You can also check out this resource from Harvard Medical School. According to the resource, a 155-pound person can expect to burn 149 calories after 30 minutes of walking at a pace of 17 minutes per mile (3.5 miles per hour), 223 calories after 30 minutes of swimming and 298 calories after running at a pace of 12 minutes per mile (5 mph).
DON’T FORGET ABOUT FOOD
It’s incredibly difficult — though not impossible — to lose weight through exercise alone. You can manage it if you burn more calories than you consume. “You’d really have to be over-exercising, probably to a point where it becomes unhealthy,” Turoff says. For most people, the best approach to weight loss will be a combination of exercise and modest calorie restriction.
Track your daily food intake to get a sense of how many calories you’re eating and how many you should be eating for weight loss (try the MyFitnessPal Calorie Counter). Just remember that as you lose weight, your daily calorie needs change. Turoff recommends adjusting your daily calorie estimate every time you lose 10–15 pounds.

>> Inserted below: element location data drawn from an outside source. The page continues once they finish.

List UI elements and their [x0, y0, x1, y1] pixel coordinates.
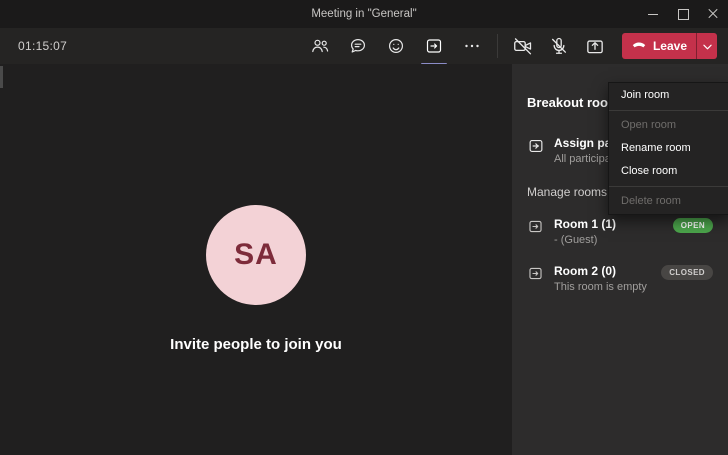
reactions-button[interactable] [385, 35, 407, 57]
menu-separator [609, 186, 728, 187]
room-subtitle: - (Guest) [554, 234, 598, 246]
menu-item-rename-room[interactable]: Rename room [609, 137, 728, 160]
meeting-toolbar: 01:15:07 Leave [0, 28, 728, 65]
camera-toggle-button[interactable] [512, 35, 534, 57]
mic-off-icon [548, 35, 570, 57]
toolbar-center-icons [309, 35, 483, 65]
avatar: SA [206, 205, 306, 305]
leave-button-main[interactable]: Leave [622, 33, 696, 59]
minimize-icon [648, 13, 658, 15]
more-actions-button[interactable] [461, 35, 483, 57]
more-options-icon [462, 36, 482, 56]
titlebar: Meeting in "General" [0, 0, 728, 28]
stage-scrollbar[interactable] [0, 66, 3, 88]
menu-item-join-room[interactable]: Join room [609, 84, 728, 107]
window-controls [638, 0, 728, 28]
invite-message: Invite people to join you [170, 336, 342, 353]
teams-meeting-window: Meeting in "General" 01:15:07 Leave SA I… [0, 0, 728, 455]
maximize-icon [677, 8, 689, 20]
close-icon [708, 9, 718, 19]
assign-participants-icon [527, 137, 545, 155]
room-context-menu: Join room Open room Rename room Close ro… [608, 82, 728, 215]
toolbar-divider [496, 34, 498, 58]
leave-options-button[interactable] [697, 33, 717, 59]
chat-button[interactable] [347, 35, 369, 57]
room-name: Room 1 (1) [554, 217, 617, 231]
room-row-1[interactable]: Room 1 (1) - (Guest) OPEN [527, 217, 713, 246]
menu-separator [609, 110, 728, 111]
hang-up-icon [631, 37, 647, 55]
share-button[interactable] [584, 35, 606, 57]
share-screen-icon [584, 35, 606, 57]
reactions-icon [386, 36, 406, 56]
maximize-button[interactable] [668, 0, 698, 28]
breakout-rooms-icon [424, 36, 444, 56]
room-texts: Room 1 (1) - (Guest) [554, 217, 616, 246]
meeting-stage: SA Invite people to join you [0, 64, 512, 455]
menu-item-open-room: Open room [621, 119, 677, 131]
room-status-badge: CLOSED [661, 265, 713, 280]
leave-button[interactable]: Leave [621, 33, 717, 59]
room-row-2[interactable]: Room 2 (0) This room is empty CLOSED [527, 264, 713, 293]
minimize-button[interactable] [638, 0, 668, 28]
room-texts: Room 2 (0) This room is empty [554, 264, 647, 293]
participants-button[interactable] [309, 35, 331, 57]
room-name: Room 2 (0) [554, 264, 617, 278]
meeting-timer: 01:15:07 [18, 39, 68, 53]
menu-item-close-room[interactable]: Close room [609, 160, 728, 183]
mic-toggle-button[interactable] [548, 35, 570, 57]
chat-icon [348, 36, 368, 56]
room-icon [527, 218, 545, 236]
breakout-rooms-button[interactable] [420, 35, 447, 65]
people-icon [310, 36, 330, 56]
close-button[interactable] [698, 0, 728, 28]
chevron-down-icon [702, 37, 712, 55]
window-title: Meeting in "General" [311, 8, 417, 20]
room-icon [527, 265, 545, 283]
camera-off-icon [512, 35, 534, 57]
room-status-badge: OPEN [672, 218, 713, 233]
toolbar-device-icons [512, 35, 606, 57]
menu-item-delete-room: Delete room [621, 195, 681, 207]
leave-label: Leave [652, 39, 687, 53]
room-subtitle: This room is empty [554, 281, 647, 293]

It’s worth noting exercise can affect hunger and appetite. For example, intense workouts like high-intensity interval training or long cardio sessions may cause levels of ghrelin (aka the “hunger hormone”) to dip for about an 1 1/2 hours after you’ve finished, according to a small pilot study published in the Journal of Endocrinology. Meanwhile, some people report that exercise increases their appetite, making them more likely to overeat later, “and then it might defeat the purpose of burning calories,” Turoff says. So pay attention to how your activities of choice affect your appetite. You might find it helpful to eat a small carb- and protein-rich snack (i.e., a banana and a serving of yogurt) immediately after your workout to replenish muscle glycogen (the storage form of carbohydrates), kickstart muscle repair and prevent binge-eating later.
Also, it’s important to ensure that you’re fueling with quality foods. “Exercise is the car that’s running, and nutrition is the gas that can make it run. Any type of gas can make it run, but taking the time to use the best gas will keep your car running the longest,” Valdez explains.

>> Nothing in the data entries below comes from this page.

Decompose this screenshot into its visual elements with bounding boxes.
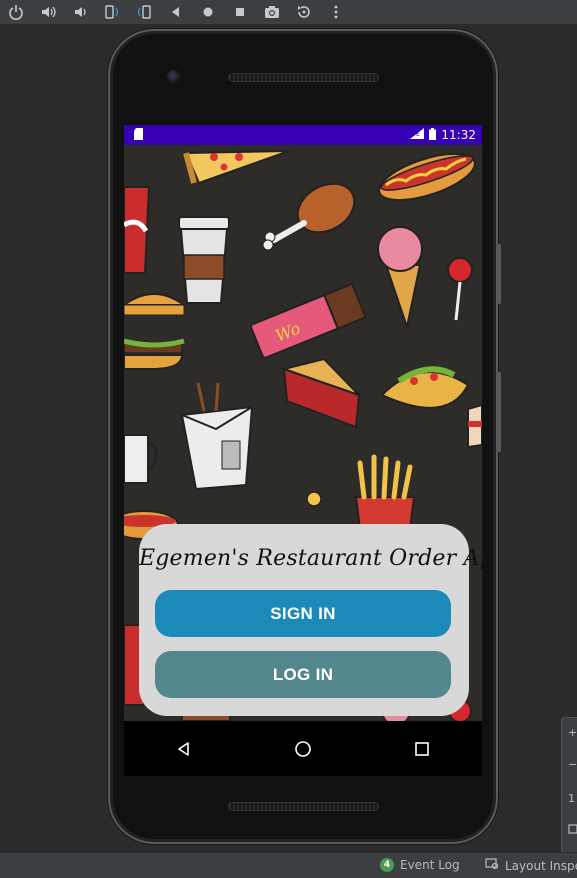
candy-icon bbox=[306, 491, 322, 507]
front-camera bbox=[167, 70, 181, 84]
status-time: 11:32 bbox=[441, 128, 476, 142]
hotdog-icon bbox=[378, 152, 476, 202]
device-screen: LTE 11:32 Wo Egemen's Restaurant Order A… bbox=[124, 125, 482, 776]
replay-icon[interactable] bbox=[288, 0, 320, 24]
taco-icon bbox=[380, 366, 470, 409]
volume-down-icon[interactable] bbox=[64, 0, 96, 24]
mug-icon bbox=[124, 434, 158, 484]
power-icon[interactable] bbox=[0, 0, 32, 24]
sign-in-button[interactable]: SIGN IN bbox=[155, 590, 451, 637]
log-in-button[interactable]: LOG IN bbox=[155, 651, 451, 698]
rotate-left-icon[interactable] bbox=[96, 0, 128, 24]
ice-cream-icon bbox=[377, 226, 423, 331]
battery-icon bbox=[429, 127, 437, 143]
fit-screen-icon[interactable] bbox=[568, 824, 577, 837]
event-log-badge: 4 bbox=[380, 858, 394, 872]
navigation-bar bbox=[124, 721, 482, 776]
overview-icon[interactable] bbox=[224, 0, 256, 24]
emulator-toolbar bbox=[0, 0, 577, 25]
cake-slice-icon bbox=[467, 403, 482, 449]
signal-icon: LTE bbox=[410, 128, 425, 142]
layout-inspector-tab[interactable]: Layout Inspe bbox=[485, 858, 577, 873]
pie-slice-icon bbox=[280, 357, 361, 429]
zoom-panel: + − 1 bbox=[561, 717, 577, 853]
home-icon[interactable] bbox=[192, 0, 224, 24]
ide-status-bar: 4 Event Log Layout Inspe bbox=[0, 852, 577, 878]
svg-text:LTE: LTE bbox=[410, 131, 420, 138]
soda-cup-icon bbox=[124, 186, 151, 274]
layout-inspector-icon bbox=[485, 858, 499, 873]
lollipop-icon bbox=[447, 257, 473, 321]
zoom-ratio-button[interactable]: 1 bbox=[568, 792, 575, 805]
takeout-box-icon bbox=[180, 382, 254, 491]
sd-card-icon bbox=[134, 127, 145, 143]
event-log-label: Event Log bbox=[400, 858, 460, 872]
chocolate-bar-icon: Wo bbox=[250, 282, 367, 359]
rotate-right-icon[interactable] bbox=[128, 0, 160, 24]
side-button-volume[interactable] bbox=[497, 372, 501, 452]
nav-home-icon[interactable] bbox=[283, 729, 323, 769]
drumstick-icon bbox=[262, 182, 356, 251]
camera-icon[interactable] bbox=[256, 0, 288, 24]
bottom-speaker bbox=[229, 803, 378, 810]
welcome-card: Egemen's Restaurant Order App SIGN IN LO… bbox=[139, 524, 482, 716]
back-icon[interactable] bbox=[160, 0, 192, 24]
app-title: Egemen's Restaurant Order App bbox=[139, 546, 482, 571]
more-icon[interactable] bbox=[320, 0, 352, 24]
earpiece-speaker bbox=[229, 74, 378, 81]
nav-back-icon[interactable] bbox=[164, 729, 204, 769]
side-button-power[interactable] bbox=[497, 244, 501, 304]
zoom-in-button[interactable]: + bbox=[568, 726, 577, 739]
coffee-cup-icon bbox=[178, 216, 230, 304]
burger-icon bbox=[124, 293, 188, 370]
food-wallpaper: Wo Egemen's Restaurant Order App SIGN IN… bbox=[124, 145, 482, 721]
pizza-slice-icon bbox=[183, 150, 290, 185]
status-bar: LTE 11:32 bbox=[124, 125, 482, 145]
event-log-tab[interactable]: 4 Event Log bbox=[380, 858, 460, 872]
emulator-canvas: LTE 11:32 Wo Egemen's Restaurant Order A… bbox=[0, 25, 577, 853]
volume-up-icon[interactable] bbox=[32, 0, 64, 24]
phone-frame: LTE 11:32 Wo Egemen's Restaurant Order A… bbox=[108, 29, 501, 844]
nav-overview-icon[interactable] bbox=[402, 729, 442, 769]
zoom-out-button[interactable]: − bbox=[568, 758, 577, 771]
layout-inspector-label: Layout Inspe bbox=[505, 858, 577, 873]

After all, macronutrients (carbs, protein, fat) and micronutrients (vitamins and minerals) play a vital role in fueling your workouts. For example, if you skimp on protein, you may have trouble repairing and building the muscles that were broken down during a workout, Valdez says. Or, if you cut carbs too low, your energy levels dip, leading you to fatigue early in your workout.
To keep your nutrition on-point, Valdez recommends following the 2015–2020 Dietary Guidelines for Americans. And if you’re stumped, follow-up with a registered dietitian.